Una delle prime mosse dell’Unione europea in risposta alla crisi economica causata dalla prima ondata di Covid-19 è stata quella di istituire una nuova linea di credito del Mes, cosicché gli Stati membri potessero richiedere prestiti fino al 2% del Pil con tassi di interesse prossimi allo zero. Roberto Gualtieri si è da subito prodigato per chiarire l’attuabilità di un prestito che ci sarebbe costato qualche centinaio di milioni di euro in dieci anni, omettendo appositamente – per non fomentare il senso crescente e giustificato di euroscetticismo – di chiarire la cessione di sovranità che avremmo dovuto scontare in caso di utilizzo del Fondo.

Il piano di controllo dell’Ue

Come ha affermato il lussemburghese Yves Mersch – membro del Comitato esecutivo della Banca centrale europea dal 2012 – la Bce dovrebbe agire in ottemperanza ai provvedimenti economici ideati dall’Eurogruppo –  Sure, Recovery Fund e Mes in primis – al fine di evitare di vanificare i piani di investimento dell’Europa stessa.

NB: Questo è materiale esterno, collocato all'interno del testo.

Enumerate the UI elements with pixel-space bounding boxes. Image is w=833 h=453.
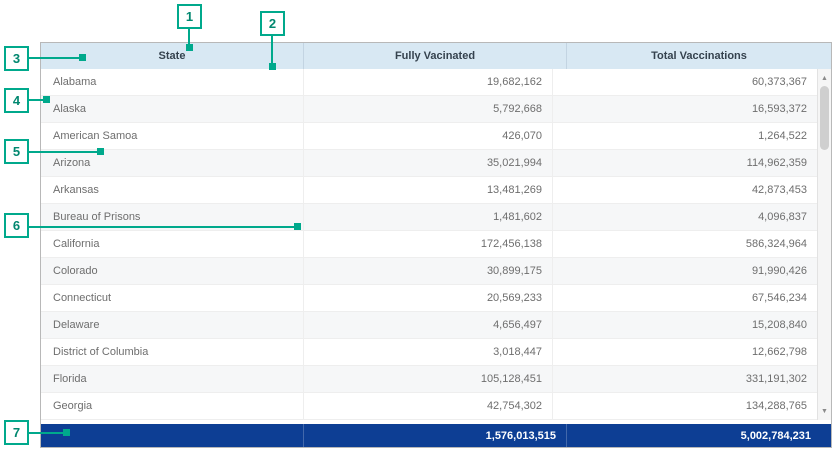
total-vaccinations-cell: 4,096,837: [552, 204, 817, 230]
state-cell: District of Columbia: [41, 339, 303, 365]
table-row[interactable]: Arkansas 13,481,269 42,873,453: [41, 177, 817, 204]
annotation-line-1: [188, 29, 190, 45]
annotation-dot-6: [294, 223, 301, 230]
annotation-line-3: [29, 57, 81, 59]
total-vaccinations-cell: 91,990,426: [552, 258, 817, 284]
table-row[interactable]: Colorado 30,899,175 91,990,426: [41, 258, 817, 285]
annotation-line-6: [29, 226, 296, 228]
fully-vaccinated-cell: 42,754,302: [303, 393, 552, 419]
state-cell: Colorado: [41, 258, 303, 284]
total-vaccinations-cell: 12,662,798: [552, 339, 817, 365]
annotation-line-2: [271, 36, 273, 65]
fully-vaccinated-cell: 13,481,269: [303, 177, 552, 203]
fully-vaccinated-cell: 19,682,162: [303, 69, 552, 95]
column-header-fully-vaccinated[interactable]: Fully Vacinated: [303, 43, 566, 69]
annotation-marker-1: 1: [177, 4, 202, 29]
state-cell: Alabama: [41, 69, 303, 95]
annotation-marker-2: 2: [260, 11, 285, 36]
fully-vaccinated-cell: 1,481,602: [303, 204, 552, 230]
fully-vaccinated-cell: 20,569,233: [303, 285, 552, 311]
annotation-marker-6: 6: [4, 213, 29, 238]
fully-vaccinated-cell: 3,018,447: [303, 339, 552, 365]
fully-vaccinated-cell: 5,792,668: [303, 96, 552, 122]
table-row[interactable]: Florida 105,128,451 331,191,302: [41, 366, 817, 393]
table-row[interactable]: Delaware 4,656,497 15,208,840: [41, 312, 817, 339]
totals-total-vaccinations-cell: 5,002,784,231: [566, 424, 831, 447]
scroll-down-icon[interactable]: ▼: [818, 404, 831, 418]
annotation-line-5: [29, 151, 99, 153]
state-cell: Georgia: [41, 393, 303, 419]
table-row[interactable]: Alaska 5,792,668 16,593,372: [41, 96, 817, 123]
annotation-dot-3: [79, 54, 86, 61]
table-row[interactable]: Connecticut 20,569,233 67,546,234: [41, 285, 817, 312]
table-row[interactable]: California 172,456,138 586,324,964: [41, 231, 817, 258]
scroll-up-icon[interactable]: ▲: [818, 71, 831, 85]
annotation-dot-4: [43, 96, 50, 103]
fully-vaccinated-cell: 30,899,175: [303, 258, 552, 284]
annotation-dot-5: [97, 148, 104, 155]
data-table: State Fully Vacinated Total Vaccinations…: [40, 42, 832, 448]
state-cell: Connecticut: [41, 285, 303, 311]
annotation-marker-3: 3: [4, 46, 29, 71]
totals-fully-vaccinated-cell: 1,576,013,515: [303, 424, 566, 447]
total-vaccinations-cell: 67,546,234: [552, 285, 817, 311]
table-row[interactable]: Alabama 19,682,162 60,373,367: [41, 69, 817, 96]
state-cell: Arizona: [41, 150, 303, 176]
total-vaccinations-cell: 42,873,453: [552, 177, 817, 203]
state-cell: California: [41, 231, 303, 257]
annotation-dot-7: [63, 429, 70, 436]
annotation-line-7: [29, 432, 65, 434]
scrollbar-thumb[interactable]: [820, 86, 829, 150]
total-vaccinations-cell: 60,373,367: [552, 69, 817, 95]
fully-vaccinated-cell: 426,070: [303, 123, 552, 149]
fully-vaccinated-cell: 35,021,994: [303, 150, 552, 176]
vertical-scrollbar[interactable]: ▲ ▼: [817, 69, 831, 420]
total-vaccinations-cell: 1,264,522: [552, 123, 817, 149]
state-cell: Alaska: [41, 96, 303, 122]
state-cell: American Samoa: [41, 123, 303, 149]
totals-row: 1,576,013,515 5,002,784,231: [41, 424, 831, 447]
table-row[interactable]: District of Columbia 3,018,447 12,662,79…: [41, 339, 817, 366]
total-vaccinations-cell: 586,324,964: [552, 231, 817, 257]
fully-vaccinated-cell: 105,128,451: [303, 366, 552, 392]
totals-state-cell: [41, 424, 303, 447]
annotation-dot-1: [186, 44, 193, 51]
table-header: State Fully Vacinated Total Vaccinations: [41, 43, 831, 69]
column-header-total-vaccinations[interactable]: Total Vaccinations: [566, 43, 831, 69]
annotation-marker-5: 5: [4, 139, 29, 164]
total-vaccinations-cell: 15,208,840: [552, 312, 817, 338]
state-cell: Florida: [41, 366, 303, 392]
state-cell: Delaware: [41, 312, 303, 338]
annotation-marker-7: 7: [4, 420, 29, 445]
annotation-dot-2: [269, 63, 276, 70]
total-vaccinations-cell: 114,962,359: [552, 150, 817, 176]
fully-vaccinated-cell: 172,456,138: [303, 231, 552, 257]
total-vaccinations-cell: 16,593,372: [552, 96, 817, 122]
total-vaccinations-cell: 331,191,302: [552, 366, 817, 392]
fully-vaccinated-cell: 4,656,497: [303, 312, 552, 338]
annotation-marker-4: 4: [4, 88, 29, 113]
table-row[interactable]: Georgia 42,754,302 134,288,765: [41, 393, 817, 420]
table-row[interactable]: American Samoa 426,070 1,264,522: [41, 123, 817, 150]
state-cell: Arkansas: [41, 177, 303, 203]
table-body: Alabama 19,682,162 60,373,367 Alaska 5,7…: [41, 69, 831, 420]
table-row[interactable]: Arizona 35,021,994 114,962,359: [41, 150, 817, 177]
total-vaccinations-cell: 134,288,765: [552, 393, 817, 419]
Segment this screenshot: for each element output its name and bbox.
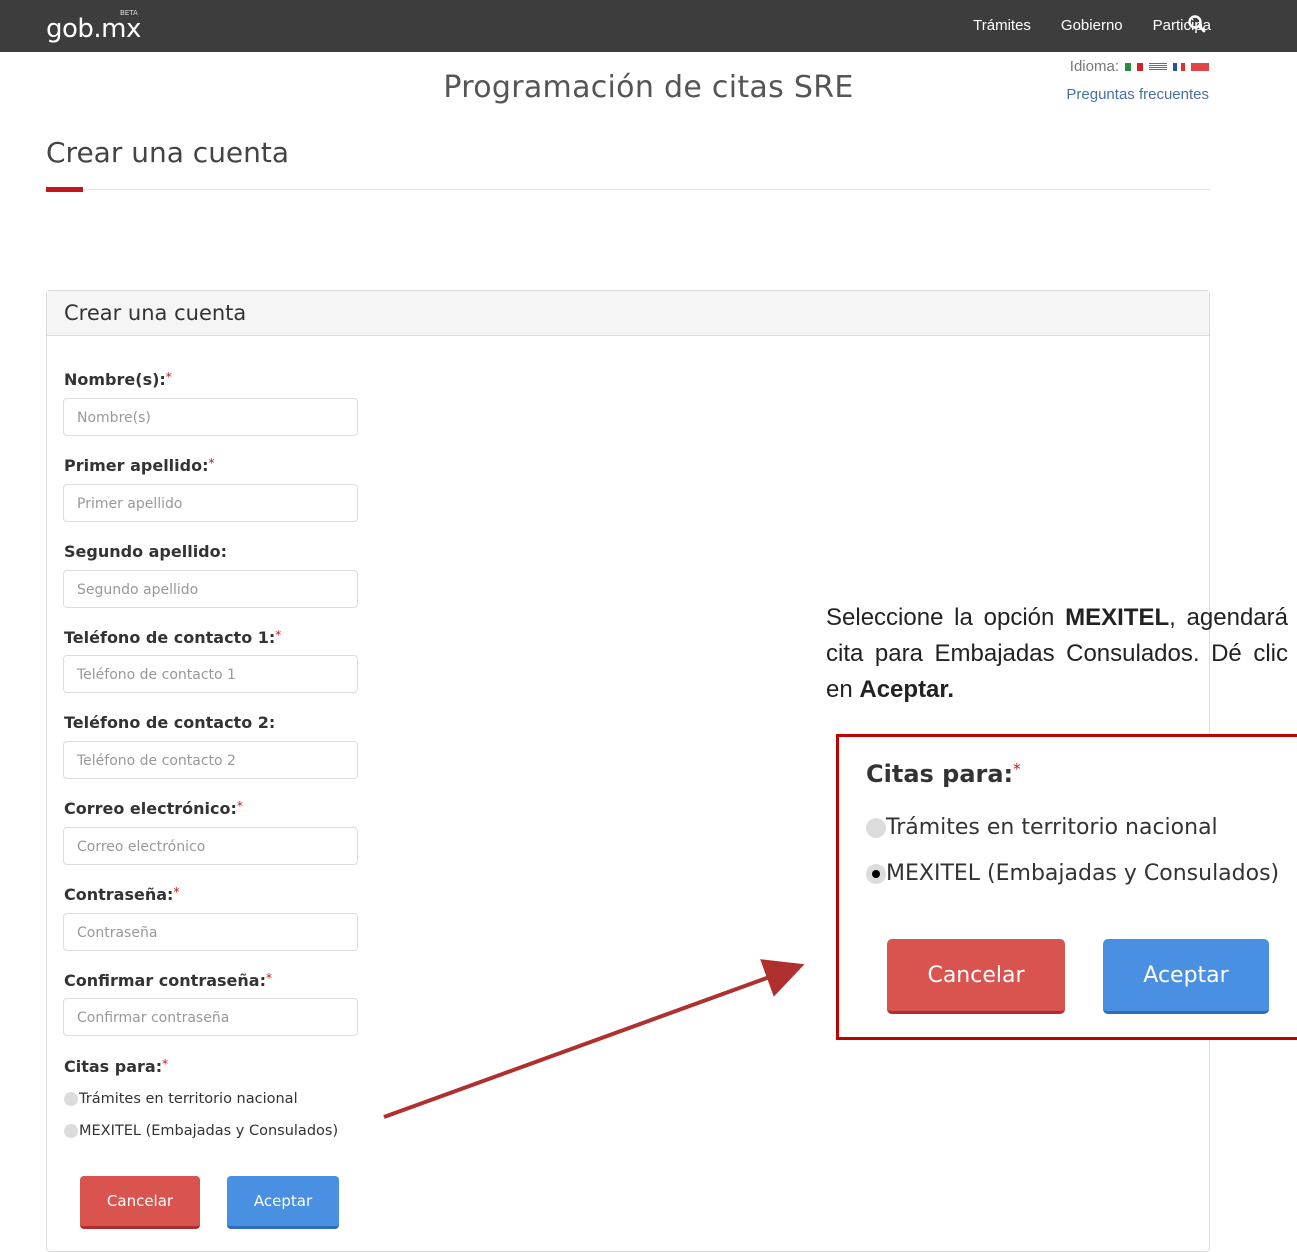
segundo-apellido-input[interactable]: Segundo apellido (63, 570, 358, 608)
zoom-highlight-box: Citas para:* Trámites en territorio naci… (836, 734, 1297, 1040)
panel-heading: Crear una cuenta (47, 291, 1209, 336)
france-flag-icon[interactable] (1173, 62, 1185, 71)
label-primer-apellido: Primer apellido:* (64, 456, 215, 475)
search-icon[interactable] (1187, 14, 1207, 34)
option-mexitel[interactable]: MEXITEL (Embajadas y Consulados) (64, 1123, 338, 1139)
radio-mexitel[interactable] (64, 1124, 78, 1138)
usa-flag-icon[interactable] (1149, 62, 1167, 71)
radio-tramites-nacional[interactable] (64, 1092, 78, 1106)
label-telefono-2: Teléfono de contacto 2: (64, 713, 276, 732)
section-accent-bar (46, 187, 83, 192)
primer-apellido-input[interactable]: Primer apellido (63, 484, 358, 522)
contrasena-input[interactable]: Contraseña (63, 913, 358, 951)
label-correo: Correo electrónico:* (64, 799, 243, 818)
zoom-accept-button[interactable]: Aceptar (1103, 939, 1269, 1014)
section-divider (46, 189, 1210, 190)
label-nombre: Nombre(s):* (64, 370, 172, 389)
option-label: MEXITEL (Embajadas y Consulados) (79, 1123, 339, 1139)
telefono-1-input[interactable]: Teléfono de contacto 1 (63, 655, 358, 693)
gobmx-logo[interactable]: gob.mx BETA (46, 9, 141, 44)
brand-text: gob.mx (46, 14, 141, 44)
nav-link-tramites[interactable]: Trámites (973, 17, 1031, 34)
cancel-button[interactable]: Cancelar (80, 1176, 200, 1229)
correo-input[interactable]: Correo electrónico (63, 827, 358, 865)
label-segundo-apellido: Segundo apellido: (64, 542, 228, 561)
top-nav: Trámites Gobierno Participa (973, 17, 1211, 34)
accept-button[interactable]: Aceptar (227, 1176, 339, 1229)
option-tramites-nacional[interactable]: Trámites en territorio nacional (64, 1091, 298, 1107)
zoom-option-label: Trámites en territorio nacional (886, 815, 1218, 840)
china-flag-icon[interactable] (1191, 62, 1209, 71)
language-label: Idioma: (1069, 58, 1119, 75)
mexico-flag-icon[interactable] (1125, 62, 1143, 71)
zoom-option-mexitel[interactable]: MEXITEL (Embajadas y Consulados) (866, 861, 1279, 886)
zoom-radio-mexitel-selected[interactable] (866, 863, 886, 884)
zoom-option-tramites-nacional[interactable]: Trámites en territorio nacional (866, 815, 1218, 840)
telefono-2-input[interactable]: Teléfono de contacto 2 (63, 741, 358, 779)
beta-badge: BETA (120, 9, 138, 17)
confirmar-contrasena-input[interactable]: Confirmar contraseña (63, 998, 358, 1036)
faq-link[interactable]: Preguntas frecuentes (1066, 86, 1209, 103)
zoom-radio-tramites-nacional[interactable] (866, 817, 886, 838)
zoom-option-label: MEXITEL (Embajadas y Consulados) (886, 861, 1280, 886)
label-contrasena: Contraseña:* (64, 885, 180, 904)
label-confirmar-contrasena: Confirmar contraseña:* (64, 971, 272, 990)
zoom-cancel-button[interactable]: Cancelar (887, 939, 1065, 1014)
option-label: Trámites en territorio nacional (79, 1091, 298, 1107)
nombre-input[interactable]: Nombre(s) (63, 398, 358, 436)
top-navbar: gob.mx BETA Trámites Gobierno Participa (0, 0, 1297, 52)
nav-link-gobierno[interactable]: Gobierno (1061, 17, 1123, 34)
label-telefono-1: Teléfono de contacto 1:* (64, 628, 282, 647)
section-title: Crear una cuenta (46, 136, 290, 169)
language-selector: Idioma: (1070, 58, 1209, 75)
zoom-label-citas-para: Citas para:* (866, 760, 1021, 788)
instruction-text: Seleccione la opción MEXITEL, agendará c… (826, 604, 1288, 703)
label-citas-para: Citas para:* (64, 1057, 169, 1076)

In risposta alla crisi economica, infatti, la banca centrale ha istituito un nuovo programma di acquisti Pepp, più flessibile e slegato dal “capital key”, ossia il principio che lega gli acquisti dei titoli di Stato alle quote di partecipazione al capitale dell’Eurotower, permettendo ai Paesi con un alto debito e con una forte crisi economica in corso – come Italia, Spagna e Portogallo – di rilanciare le loro economie senza richiedere i prestiti ideati da Bruxelles. Se la Bce dovesse introdurre, a dicembre, dei cambiamenti sui criteri di acquisto delle obbligazioni sovrane, gli investitori non percepirebbero più quell’aura di sicurezza a cui hanno assistito negli ultimi mesi, finendo col vendere in massa i titoli di Stato italiani, spagnoli e portoghesi, costringendo implicitamente i governi ad accedere ai prestiti di Bruxelles. L’Unione Europea è disposta a tutto pur di non vanificare gli investimenti fatti, utili ad ingabbiare i Paesi membri nel lungo termine.